Na,K-ATPases from various species differ greatly in their sensitivity to cardiac glycosides such as ouabain. The sheep and human enzymes are a thousand times more sensitive than the corresponding ones from rat and mouse. To define the region of the .alpha.1 subunit responsible for this differential sensitivity, chimeric cDNAs of sheep and rat were constructed and expressed in ouabain-sensitive HeLa cells. The construct containing the amino-terminal half of the rat .alpha.1 subunit coding region and carboxyl-terminal half of the sheep conferred the ouabain-resistant phenotype to HeLa cells while the reverse construct did not. This indicates that the determinants involved in ouabain sensitivity are located in the amino-terminal half of the Na,K-ATPase .alpha. subunit. By use of site-directed mutagenesis, the amino acid sequence of the first extracellular domain (H1-H2) of the sheep .alpha.1 subunit, Gln-Ala-Ala-Thr-Glu-Glu-Glu-Pro-Gln-Asn-Asp-Asn, was changed to that of the rat, Arg-Ser-Ala-Thr-Glu-Glu-Glu-Pro-Pro-Asn-Asp-Asp. When expressed in HeLa cells, this mutated sheep .alpha.1 construct, like the rat/sheep chimera, was able to confer ouabain resistance to these cells. Futhermore, similar results were observed when HeLA cells were transfected with a sheep .alpha.1 cDNA containing only two amino acid substitutions. This double mutation was a Gln-111 .fwdarw. Arg and Asn-122 .fwdarw. Asp change at the amino terminus and carboxyl terminus, respectively, of the H1-H2 extracellular region. The resistant cells, whether transfected with the rat .alpha.1 cDNA, the rat/sheep chimera, or the mutant sheep .alpha.1 cDNAs, exhibited identical biochemical characteristics including ouabain-inhibitable cell growth, 86Rb+ uptake, and Na,K-ATPase activity.
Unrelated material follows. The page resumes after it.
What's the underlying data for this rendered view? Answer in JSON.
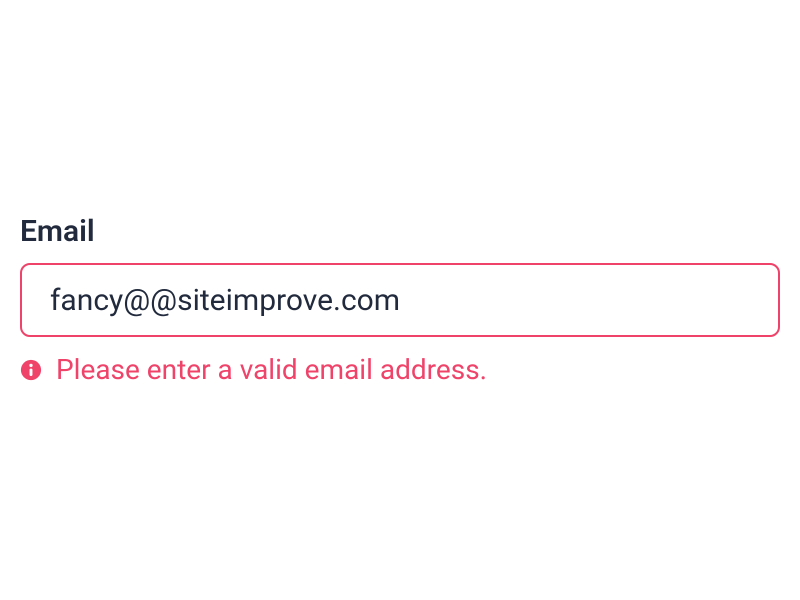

These results demonstrate that the presence of arginine and aspartic acid on the amino end and carboxyl end, respectively, of the H1-H2 extracellular domain of the Na,K-ATPase .alpha. subunit together is responsible for the ouabain-resistant character of the rat enzyme and the corresponding residues in the sheep .alpha.1 subunit (glutamine and asparagine) and somehow involved in ouabain binding.